I suggest you don’t make the normal and bump maps but use EA’s own neutral bump and normals because it’s less risky and because a hair isn’t very bumpy normally. I’ll show you how to use EAs own neutral bumps and normals later in this tutorial.

Step 11

creating hair meshes in TSR workshop

Now you have all the necessary files that make up a hair mesh. A diffuse map, a specular map and a control map. You also have your LODs. Great! Open Workshop and open your .wrk file you saved before. If you didn’t then make one.

You’ll see 3 tabs called Project, Texture and Mesh in the right hand menu. Go to the mesh tab and import your LOD0 to the place where the original LOD0 is, and the LOD1, 2, 3 to the place where the originals are.

Now go to the Texture tab and import your new textures.

Go to the mesh tab again and hit the 3 dots next to Material. Import your new textures to the appropriate places.

Don’t import the same texture more than once but use the ‘browse’ function to direct it to the existing texture. This will keep the file size small.

Don’t change the thing called “HaloRamp.”

For the Normal map, write key:00B2D882:00000000:75AECFABC8FE9704 and hit find. This little green texture is the neutral normal map.

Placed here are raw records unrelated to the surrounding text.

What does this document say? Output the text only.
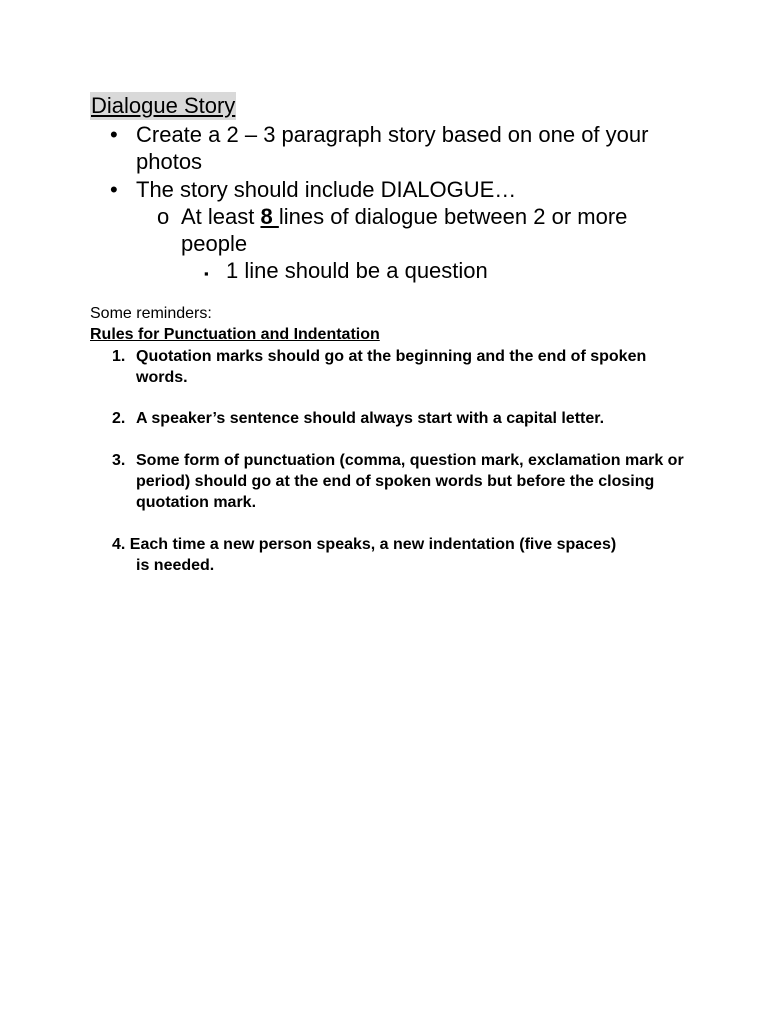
Dialogue Story
• Create a 2 – 3 paragraph story based on one of your photos
• The story should include DIALOGUE…
o At least 8 lines of dialogue between 2 or more people
▪ 1 line should be a question
Some reminders:
Rules for Punctuation and Indentation
1. Quotation marks should go at the beginning and the end of spoken words.
2. A speaker’s sentence should always start with a capital letter.
3. Some form of punctuation (comma, question mark, exclamation mark or period) should go at the end of spoken words but before the closing quotation mark.
4. Each time a new person speaks, a new indentation (five spaces)
is needed.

You need to do this for all LODs. Again, use the browse function to use the existing textures and do not import them again and again.

editing the LOD

Step 12

Lastly go the mesh tab again and hit the 3 dots next to mesh. Change all the TagValues to FFFFFFFF. Do the same for all 4 LODs. This step is essential. If you skip this step your hair will be plain black in game.

change tag values for all 4 LODs

Step 13

Save your .wrk file once again just incase you need to make some changes later. And export your work in .sims3package format. Load your hair in the game launcher and test it in game thoroughly.